Seeing as how pretty much every man is in the militia, that really isn’t relevant. Unless you think that it means that women should be allowed to use guns.
As understandle as any other piece of weaseling. There is nothing, absolutely nothing, in the Second Am. which states that it only refers to militias. It says, and I quote, “the right of the people to keep and bear arms, shall not be infringed.” It doesn’t say “people who are in the militita”, it say “people”.
Oh, really? Could give give a quote in which it is stated to be a collective right?
Otto:
Neither does the Second Am. Do you really not comprehend the difference between an explanatory clause and a qualifying clause? Or are you just willfully ignoring the distinction to convince yourself that you’re right?
december
Cite?
How would the free exercise clause suuport the right of schools to have a moment of silence, or to have “voluntary” prayers?
The Ryan: *The ACLU is not partisan? Then why did it seek to overturn a democratically decided initiative regarding Affirmative Action? *
It would help if you let us know exactly what initiative you’re referring to here. If you mean the lawsuit against Prop. 209 in California, the chief reason the ACLU opposed it is because they considered it to violate the 14th Amendment.
There aren’t many more rights more important that having one’s vote count,[…]
Depends what you’re voting on, doesn’t it?
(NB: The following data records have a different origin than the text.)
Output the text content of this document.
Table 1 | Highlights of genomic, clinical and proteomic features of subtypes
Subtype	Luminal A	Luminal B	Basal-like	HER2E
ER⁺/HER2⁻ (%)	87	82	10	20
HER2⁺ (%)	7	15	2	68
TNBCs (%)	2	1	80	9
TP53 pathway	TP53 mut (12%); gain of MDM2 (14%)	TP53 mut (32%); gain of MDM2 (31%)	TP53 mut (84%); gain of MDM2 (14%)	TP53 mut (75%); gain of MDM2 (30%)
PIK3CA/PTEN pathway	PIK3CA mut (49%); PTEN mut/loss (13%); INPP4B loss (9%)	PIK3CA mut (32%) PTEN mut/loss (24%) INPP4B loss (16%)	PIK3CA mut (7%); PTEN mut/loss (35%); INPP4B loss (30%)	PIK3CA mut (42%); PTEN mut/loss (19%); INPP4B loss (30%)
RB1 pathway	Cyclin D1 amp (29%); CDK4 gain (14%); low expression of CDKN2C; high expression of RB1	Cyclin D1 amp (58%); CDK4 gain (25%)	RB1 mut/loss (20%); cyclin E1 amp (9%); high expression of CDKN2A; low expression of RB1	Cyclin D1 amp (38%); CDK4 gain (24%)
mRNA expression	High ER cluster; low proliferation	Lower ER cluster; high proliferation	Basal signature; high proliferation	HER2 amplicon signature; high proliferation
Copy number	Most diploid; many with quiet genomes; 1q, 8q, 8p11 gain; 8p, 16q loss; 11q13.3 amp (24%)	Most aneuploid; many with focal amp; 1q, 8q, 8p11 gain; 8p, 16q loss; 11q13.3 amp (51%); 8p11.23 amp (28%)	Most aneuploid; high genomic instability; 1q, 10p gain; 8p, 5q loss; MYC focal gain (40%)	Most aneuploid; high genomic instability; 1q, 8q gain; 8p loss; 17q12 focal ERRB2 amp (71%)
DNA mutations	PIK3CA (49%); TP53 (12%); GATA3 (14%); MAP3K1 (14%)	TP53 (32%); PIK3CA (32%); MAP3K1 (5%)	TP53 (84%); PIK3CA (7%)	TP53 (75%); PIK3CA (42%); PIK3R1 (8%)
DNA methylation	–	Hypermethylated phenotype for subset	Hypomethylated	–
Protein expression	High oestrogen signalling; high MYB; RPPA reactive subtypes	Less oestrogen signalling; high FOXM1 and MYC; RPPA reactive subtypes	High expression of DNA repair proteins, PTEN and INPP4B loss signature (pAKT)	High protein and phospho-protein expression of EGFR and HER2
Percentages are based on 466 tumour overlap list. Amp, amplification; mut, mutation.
After all, in the past voter majorities have democratically voted in favor of Jim Crow laws, anti-miscegenation laws, and various ordinances promoting government establishment of religion, all of which are now considered to violate very important rights. Similarly, the right of the people to “have their votes count” in enacting legislation to outlaw affirmative action policies do not outweigh the ones guaranteed by the 14th Amendment.
*Not only are they paritsan in that they support Affirmative Action (which is not a legitimate “civil liberty”), but they show that support not merely through campaigning and lobbying, but also through subversion of democracy if necessary. Telling other people what to do is not a “civil liberty”. *
This is all kind of vague and unconvincing. Can you tell us specifically which part(s) of the ACLU’s reasoning on what they perceived to be the unconstitutionality of Prop. 209 you disagree with, and why? Or if this is not the particular issue you were thinking of, can you give us some specific identification of the one you did mean?